Но при этой мысли у меня пересохло во рту. Прошло уже несколько месяцев, как я бродил в чащобах, огибая любые поселения по широкой дуге. Да, прошло несколько месяцев, но я по-прежнему боялся погони. Боялся, что, выйдя на сельский тракт, я непременно увижу на ближайшем столбе плакат с моей криво нарисованной физиономией и сумму вознаграждения…

- Что же все-таки ты натворил… Бенни? – спросил Коллум, заинтригованный рассказом узника.

- Я совершил ошибку, - ответил тот, глядя единственным глазом в грязный пол, - Мне казалось, я работал на своей земле, а оказалось, что зацепил широкую полосу от соседской. Соседа не было все лето, он уезжал в… ну, в другой город. А когда вернулся, заметил и подал на меня в суд, я уже успел собрать урожай и продать его. Мне грозил чудовищный штраф, а то и реальный срок за решеткой с конфискацией земель. Я испугался и удрал, забрав с собой все вырученные деньги.

- Это малодушие, сын мой, - назидательно произнес Коллум, - один из тяжелейших грехов.

- Я знаю, Отче, что грешен, - смиренно ответил узник, но вдруг добавил с неожиданным ядом в голосе, - В моей сумке, на дне, лежал увесистый сверток с кредитками и серебром, которые я в качестве откупных, берег для монастыря. Ведь давно минули те времена, когда святая церковь принимала страждущих под свою защиту безвозмездно…

Настал черед Коллума смиренно потупить взгляд, а заключенный продолжил:

- Словом, Чудо, которому я оказался свидетелем, к тому времени, когда угли совершенно догорели, превратилось в страшное ярмо. Так и хотелось заорать: «Господи! Ты исцелил это дитя, а расхлебывать мне?!»
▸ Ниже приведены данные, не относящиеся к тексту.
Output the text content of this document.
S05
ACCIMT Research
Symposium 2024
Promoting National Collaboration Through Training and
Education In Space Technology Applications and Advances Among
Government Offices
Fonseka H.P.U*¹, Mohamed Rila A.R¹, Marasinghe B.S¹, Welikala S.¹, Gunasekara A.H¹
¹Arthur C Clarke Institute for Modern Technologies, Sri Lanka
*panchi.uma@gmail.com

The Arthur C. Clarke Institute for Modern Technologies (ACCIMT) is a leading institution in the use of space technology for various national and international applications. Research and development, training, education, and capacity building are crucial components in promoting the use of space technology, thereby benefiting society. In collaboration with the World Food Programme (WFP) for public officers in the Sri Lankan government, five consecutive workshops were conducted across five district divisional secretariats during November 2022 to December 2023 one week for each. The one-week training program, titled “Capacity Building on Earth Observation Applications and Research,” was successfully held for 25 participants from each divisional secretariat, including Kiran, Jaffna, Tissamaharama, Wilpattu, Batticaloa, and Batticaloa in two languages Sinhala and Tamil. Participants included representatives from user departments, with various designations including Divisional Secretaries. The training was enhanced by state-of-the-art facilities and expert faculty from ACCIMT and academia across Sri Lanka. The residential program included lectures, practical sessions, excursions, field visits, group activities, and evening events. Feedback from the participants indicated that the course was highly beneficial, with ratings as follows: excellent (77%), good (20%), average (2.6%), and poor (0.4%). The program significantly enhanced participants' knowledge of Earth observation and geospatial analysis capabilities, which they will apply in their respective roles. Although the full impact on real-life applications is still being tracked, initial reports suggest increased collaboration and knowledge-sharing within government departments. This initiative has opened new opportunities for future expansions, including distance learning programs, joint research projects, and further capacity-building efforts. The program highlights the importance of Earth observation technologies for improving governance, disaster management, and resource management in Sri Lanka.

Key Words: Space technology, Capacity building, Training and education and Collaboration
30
Несколько дней мы не двигались с места. И даже немного обжились. Я построил для Аники нечто, напоминающее собачью будку и сплошь выложил ее травой и еловыми лапами. Там она и отлеживалась. А я приносил ей то, что умудрялся добыть в лесу и местной речушке. Не смотря на скудный рацион из мелкой рыбешки и костлявых зайцев, девочка полным ходом шла на поправку. К концу третьего дня она уже сама могла отойти по нужде и перестала просить меня снести её в густые заросли. Но я знал, что девочке для полного выздоровления необходима хорошая еда и молоко. Кроме того, ей нужна была какая-то одежда, крепкая обувь и… кусок мыла. В своей замурзанной, залитой гноем и бог весть еще чем, рубашонке, с босыми ногами, на которых так же, как на руках, топорщились нестриженные, обломанные ногти, с сальными волосами она напоминала оживший труп.

Поэтому все это время я морально готовился выйти все же к людям, и на рассвете четвертого дня мы оказались на опушке леса. Вниз с холма меж зеленеющих пашен и садов бежала приветливая дорога. А вдалеке, в низине, расположилась большая деревня.

Я невольно тянул носом воздух, и, хотя на таком расстоянии это было невозможно, мне показалось, что до меня доносится уже успевший позабыться дух человеческого жилища – дымки каминных труб, выбивающий слюну густой запах копченого окорока, острый запашок коровьего помёта и невероятный сладкий аромат цветущих яблочных садов.

Я покосился на Анику, надеясь и в её лице найти какой-то отклик на открывшуюся перед нами мирную картину. Я был уверен, что привезли ее именно оттуда, и вид родной деревни непременно в ней отзовется. Но взгляд ее был тусклым и угрюмым. Она даже отошла под густую древесную сень, словно желая спрятаться, и я в очередной раз убедился, что ничего хорошего в этом селении девочку не ждет.

- Нам нужно кое-что приобрести, Аника, - сказал я.

- Я не пойду туда. И ты не ходи, - девочка враждебно глядела на далекие домики с весело вспыхивающими от солнечных лучей окошками.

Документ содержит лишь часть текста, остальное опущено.